In the meanwhile, Passepartout who had perched himself on the lower branches of a tree, was resolving an idea which had at first struck him like a flash, and which was now firmly lodged in his brain. He had commenced by saying to himself, "What folly!" and then he repeated, "Why not, after all? It’s a chance perhaps the only one; and with such sots!" Thinking thus, he slipped, with the suppleness of a serpent, to the lowest branches, the ends of which bent almost to the ground. Verne does not tell us what this comic man’s idea is but we shall soon see it for ourselves. Morning approaches soon and when Sir Francis and Fogg see Aouda struggling to get free from her executioners, both are very angry. Sir Francis’s heart throbbed; and, convulsively seizing Mr. Fogg’s hand found in it an open knife.

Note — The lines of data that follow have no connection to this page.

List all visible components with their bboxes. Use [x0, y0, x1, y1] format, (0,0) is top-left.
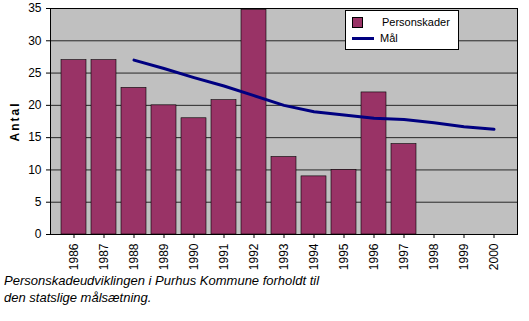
svg-text:1986: 1986	[67, 243, 81, 270]
svg-text:1991: 1991	[217, 243, 231, 270]
svg-text:15: 15	[28, 130, 42, 144]
svg-text:1998: 1998	[427, 243, 441, 270]
svg-text:20: 20	[28, 98, 42, 112]
svg-text:1997: 1997	[397, 243, 411, 270]
svg-text:1996: 1996	[367, 243, 381, 270]
svg-text:30: 30	[28, 34, 42, 48]
svg-text:2000: 2000	[487, 243, 501, 270]
svg-text:5: 5	[35, 195, 42, 209]
svg-text:0: 0	[35, 227, 42, 241]
svg-text:1993: 1993	[277, 243, 291, 270]
svg-text:1995: 1995	[337, 243, 351, 270]
svg-text:10: 10	[28, 163, 42, 177]
svg-text:Antal: Antal	[8, 102, 22, 142]
html-text:Personskadeudviklingen i Purhu: Personskadeudviklingen i Purhus Kommune …	[4, 273, 320, 305]
html-text:Personskader: Personskader	[382, 16, 450, 28]
svg-text:1989: 1989	[157, 243, 171, 270]
svg-text:1988: 1988	[127, 243, 141, 270]
svg-text:1994: 1994	[307, 243, 321, 270]
html-text:Mål: Mål	[380, 32, 398, 44]
svg-text:25: 25	[28, 66, 42, 80]
svg-text:1999: 1999	[457, 243, 471, 270]
svg-text:1987: 1987	[97, 243, 111, 270]
svg-text:35: 35	[28, 1, 42, 15]
svg-text:1990: 1990	[187, 243, 201, 270]
svg-text:1992: 1992	[247, 243, 261, 270]
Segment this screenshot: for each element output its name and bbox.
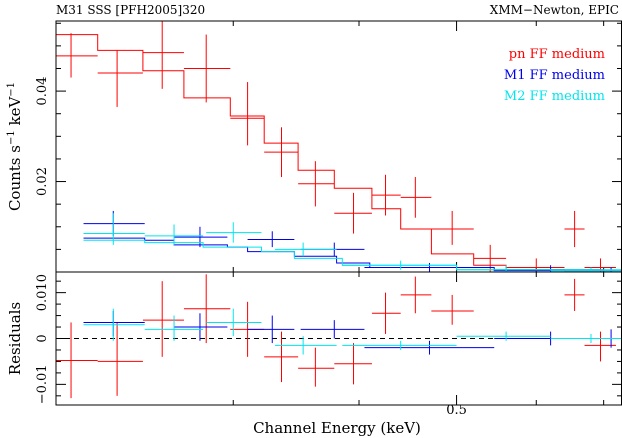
res-series-m2 [83, 308, 622, 355]
series-pn [56, 21, 622, 272]
x-axis-label: Channel Energy (keV) [253, 419, 421, 437]
legend-entry-m2: M2 FF medium [504, 89, 605, 104]
legend: pn FF medium M1 FF medium M2 FF medium [504, 47, 605, 104]
spectrum-y-axis-label: Counts s−1 keV−1 [6, 82, 24, 211]
residuals-y-axis-label: Residuals [6, 302, 24, 375]
y-tick-label: 0.04 [35, 77, 50, 106]
y-axis-label-part: keV [6, 96, 24, 131]
instrument-label: XMM−Newton, EPIC [490, 3, 619, 17]
res-series-pn [56, 274, 616, 399]
series-m2 [83, 213, 622, 272]
res-y-tick-label: 0.010 [35, 274, 50, 311]
res-y-tick-label: 0 [35, 334, 50, 342]
res-series-m1 [83, 310, 622, 355]
res-y-tick-label: −0.01 [35, 364, 50, 404]
residuals-panel: −0.01 0 0.010 0.5 [35, 271, 622, 418]
legend-entry-m1: M1 FF medium [504, 68, 605, 83]
source-label: M31 SSS [PFH2005]320 [56, 3, 205, 17]
y-axis-label-part: Counts s [6, 145, 24, 211]
series-m1 [83, 210, 622, 273]
spectrum-series [56, 21, 622, 273]
y-tick-label: 0.02 [35, 167, 50, 196]
legend-entry-pn: pn FF medium [509, 47, 605, 62]
y-axis-label-part: −1 [6, 82, 17, 97]
residuals-series [56, 274, 622, 399]
y-axis-label-part: −1 [6, 130, 17, 145]
x-tick-label: 0.5 [446, 403, 467, 418]
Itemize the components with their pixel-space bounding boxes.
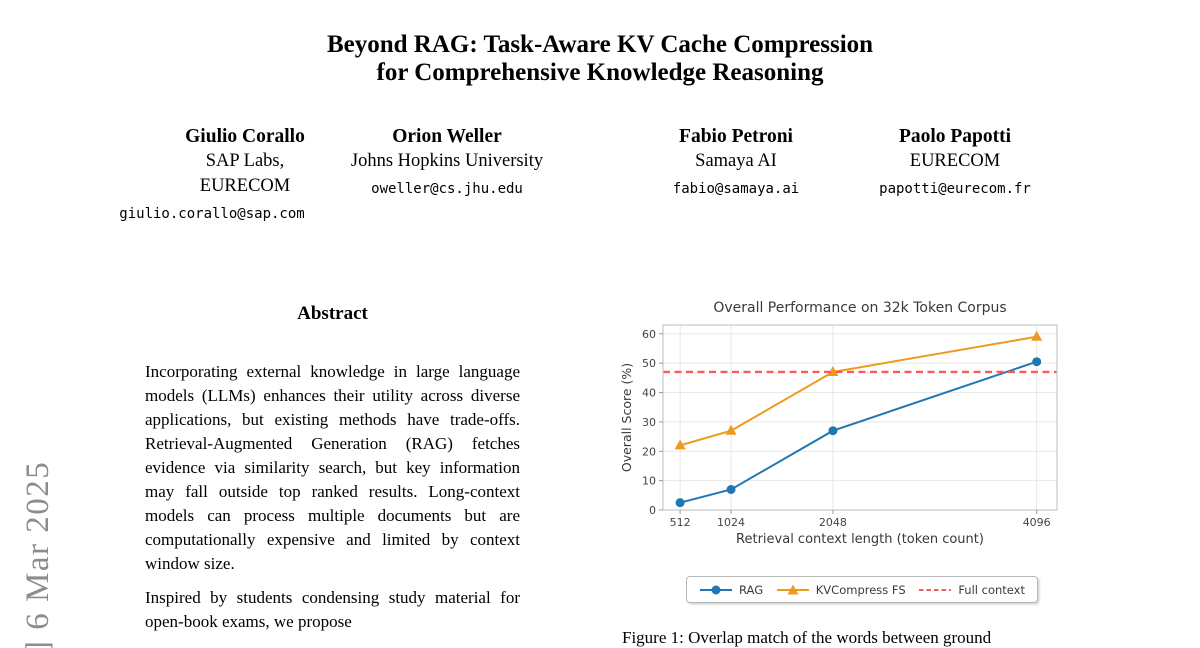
paper-title-line-2: for Comprehensive Knowledge Reasoning xyxy=(376,59,824,86)
legend-label: KVCompress FS xyxy=(815,582,906,597)
author-block: Paolo Papotti EURECOM papotti@eurecom.fr xyxy=(855,124,1055,200)
dashed-line-legend-marker-icon xyxy=(919,588,952,591)
author-block: Orion Weller Johns Hopkins University ow… xyxy=(327,124,567,200)
performance-chart: 0 10 20 30 40 50 60 512 1024 2048 4096 Overall Perf… xyxy=(620,300,1058,547)
svg-text:Overall Performance on 32k Tok: Overall Performance on 32k Token Corpus xyxy=(713,300,1006,316)
author-email: fabio@samaya.ai xyxy=(672,181,800,197)
author-affiliation: Johns Hopkins University xyxy=(350,151,544,171)
svg-text:40: 40 xyxy=(642,387,656,400)
svg-text:50: 50 xyxy=(642,357,656,370)
abstract-body: Incorporating external knowledge in larg… xyxy=(145,360,520,634)
svg-text:10: 10 xyxy=(642,475,656,488)
author-email: oweller@cs.jhu.edu xyxy=(371,181,523,197)
legend-item: Full context xyxy=(918,583,1025,597)
paper-title: Beyond RAG: Task-Aware KV Cache Compress… xyxy=(0,31,1200,87)
author-name: Paolo Papotti xyxy=(898,126,1012,147)
legend-label: RAG xyxy=(739,582,764,597)
author-name: Giulio Corallo xyxy=(185,126,305,147)
svg-text:Retrieval context length (toke: Retrieval context length (token count) xyxy=(736,532,984,547)
author-name: Fabio Petroni xyxy=(679,126,793,147)
author-email: papotti@eurecom.fr xyxy=(879,181,1031,197)
arxiv-watermark: ] 6 Mar 2025 xyxy=(20,460,56,648)
author-block: Fabio Petroni Samaya AI fabio@samaya.ai xyxy=(636,124,836,200)
abstract-heading: Abstract xyxy=(297,303,368,324)
svg-text:2048: 2048 xyxy=(819,516,847,529)
legend-item: RAG xyxy=(699,583,763,597)
svg-text:1024: 1024 xyxy=(717,516,745,529)
paper-title-line-1: Beyond RAG: Task-Aware KV Cache Compress… xyxy=(326,31,874,58)
svg-text:Overall Score (%): Overall Score (%) xyxy=(620,363,634,472)
abstract-paragraph: Incorporating external knowledge in larg… xyxy=(145,362,520,573)
svg-text:0: 0 xyxy=(649,504,656,517)
author-affiliation: EURECOM xyxy=(909,151,1001,171)
author-name: Orion Weller xyxy=(392,126,502,147)
figure-caption: Figure 1: Overlap match of the words bet… xyxy=(622,628,992,647)
figure-1-chart: 0 10 20 30 40 50 60 512 1024 2048 4096 Overall Perf… xyxy=(620,290,1100,648)
author-affiliation: SAP Labs, xyxy=(205,151,285,171)
svg-text:20: 20 xyxy=(642,445,656,458)
svg-text:512: 512 xyxy=(670,516,691,529)
author-block: Giulio Corallo SAP Labs, EURECOM giulio.… xyxy=(119,124,360,225)
abstract-paragraph: Inspired by students condensing study ma… xyxy=(145,588,520,631)
legend-label: Full context xyxy=(958,582,1025,597)
svg-text:4096: 4096 xyxy=(1023,516,1051,529)
legend-item: KVCompress FS xyxy=(776,583,906,597)
triangle-legend-marker-icon xyxy=(776,584,809,594)
svg-text:30: 30 xyxy=(642,416,656,429)
chart-legend: RAG KVCompress FS Full context xyxy=(686,576,1038,603)
svg-text:60: 60 xyxy=(642,328,656,341)
author-affiliation: Samaya AI xyxy=(695,151,777,171)
author-affiliation: EURECOM xyxy=(199,176,291,196)
circle-legend-marker-icon xyxy=(700,585,732,594)
author-email: giulio.corallo@sap.com xyxy=(119,206,305,222)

They join the last ranks of the priests in the procession towards the pyre. Aouda is laid down, by her husband and the pyre is lit. Fogg is about to make a dash for Aouda, when the guide and Sir Francis stop him. This is one of the few occasions, when Fogg acts impulsively, defying logic and practicality. But, we soon see that Fogg does not need to carry out his sacrifice, as the gathering is shocked suddenly by the ghost like figure of the rajah who seems to have gotten up and having picked up his wife, starts walking down. Fakirs and soldiers and priests, seized with instant terror, lay there, with their faces on the ground, not daring to lift their eyes and behold such a prodigy. The inanimate victim was borne along by the vigorous arms which supported her, and which she did not seem in the least to burden. Aouda of course is still quite unconscious and does not have any clue as to what is happening around her. It is the orthodox and superstitious nature of the Indians that proves to be their downfall eventually. They are scared by what seems to them to be the ghost of the rajah and let the figure walk away. They would have realized their folly there and then, had they looked up.

This figure soon addresses Fogg and the others in English and it is then that we realize that the specter is actually none other than Passepartout who, playing his part with a happy audacity, had passed through the crowd amid the general terror. Passepartout is the unquestioned hero of this chapter and it is because of his ingenuity that Fogg’s mission is completed and Aouda is saved. Fogg might have come up with the idea of rescuing the woman, but it is Passepartout who finally carries forth the rescue. It is a very interesting way to end the chapter and Verne definitely does not seem to lack any exciting ideas. By the time, the priests realize that an abduction has taken place, the English group is fleeing away on the elephant. The soldiers do fire at the fliers, but they manage to escape unharmed.